Jennifer went away to have the goiter biopsied, and returned to Dr. Bray with the news that the thyroid experts said she could have it taken out or not. It didn’t really matter. She didn’t want to deal with it. She didn’t want to have yet another surgery.
But Dr. Bray felt uneasy. “Finally, I said, ‘Jennifer, look. Just go have it taken out. It doesn’t look right. It has the wrong feel to it.’ I don’t even know what exactly was leading me to push her to have the goiter taken out, because it’s not me who does that surgery. I just said: ‘Jennifer. Go. Have. It. Taken. Out.’”
It turned out there was a malignant cancer in that lump.
“Had it broken out of the capsule of the thyroid…it’s a very, very bad outcome,” Dr. Bray says softly. “That type of cancer spreads very quickly through the body.” Jennifer would have died.
Instead, Jennifer underwent two surgeries last December to have the cancerous thyroid removed, but did not need radiation or chemotherapy.
Finally cancer-free, Jennifer returned to Dr. Bray in January 2010 for her second spine surgery at DISC It involved drilling holes in the back of her neck to get rid of the spurs, but would free her from the chronic pain she’d been trying to ignore for so long. “I didn’t want to fuse multiple levels in her neck, because she wouldn’t have any range of motion,” Dr. Bray says. “So we fused the one that was unstable and cleaned up the other ones to get her out of pain.”
“It was the most optimal surgical procedure you could ever imagine. I was so impressed with Dr. Bray’s overall acumen, and I trusted him. The quality of DISC and the nursing staff, two nurses per person, was amazing.”

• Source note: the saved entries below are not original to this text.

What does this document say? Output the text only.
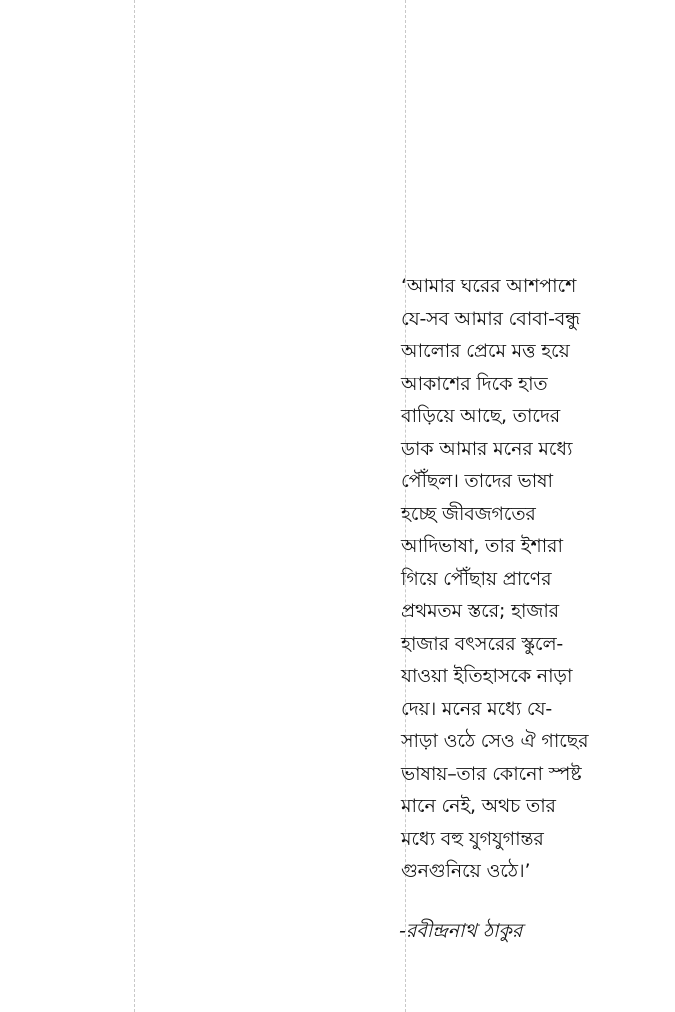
‘আমার ঘরের আশপাশে
যে-সব আমার বোবা-বন্ধু
আলোর প্রেমে মত্ত হয়ে
আকাশের দিকে হাত
বাড়িয়ে আছে, তাদের
ডাক আমার মনের মধ্যে
পৌঁছল। তাদের ভাষা
হচ্ছে জীবজগতের
আদিভাষা, তার ইশারা
গিয়ে পৌঁছায় প্রাণের
প্রথমতম স্তরে; হাজার
হাজার বৎসরের স্কুলে-
যাওয়া ইতিহাসকে নাড়া
দেয়। মনের মধ্যে যে-
সাড়া ওঠে সেও ঐ গাছের
ভাষায়–তার কোনো স্পষ্ট
মানে নেই, অথচ তার
মধ্যে বহু যুগযুগান্তর
গুনগুনিয়ে ওঠে।’
-রবীন্দ্রনাথ ঠাকুর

“The fact that Dr. Bray has such amazing follow up care at DISC, I just felt completely taken care of,” Jennifer adds. “Going for rehab at the Soft Tissue Center with Dr. Horrigan, the fact that they take care of all the Olympic athletes, I felt so lucky.”
At DISC, Jennifer underwent rehab with former UCLA’s strength and conditioning coach, E.J. “Doc” Kreis, who alongside Dr. Horrigan frequently works with the star athletes who come to DISC for treatment.
“All the Olympic athletes say there is nobody better than Doc Kreis,” Jennifer says. “It was so thrilling to train at that level,” she adds, excitedly. “It was a very inspiring community to be able to rub elbows with those guys. To have Olympians as my lifting partners was quite the bomb.”
“I just felt like I was in the most knowledgeable place with the most experienced people. DISC is the highest level of excellence,” she says.
Fully healed and feeling great, Jennifer is glad to be able to compete in another dance contest. A real one this time.
“It’s the most fun thing I’ve ever done,” Jennifer says, driving home from the studio after a long day of working out on the dance floor. She has just come from fittings for her latest ballroom dance costume, a backless number that involves gold fringe with rhinestones. “It’s like a furry bathing suit dusted with Tinker Bell gold,” she says, giddy.
You can hear the delight in her voice, yet at the same time, Jennifer is exhausted. Who wouldn’t be? The show has put the actress on a brutal schedule. The dancing is non-stop. Seven days a week, for six hours a day, Jennifer is pushing her body to its limit – but loving it. The actress has never looked better in her life. Inside or out.
“I have so much confidence in Dr. Bray that I wish he could take care of all my medical needs,” Jennifer says. “He restored to me a life I didn’t even know I was missing for 23 years.”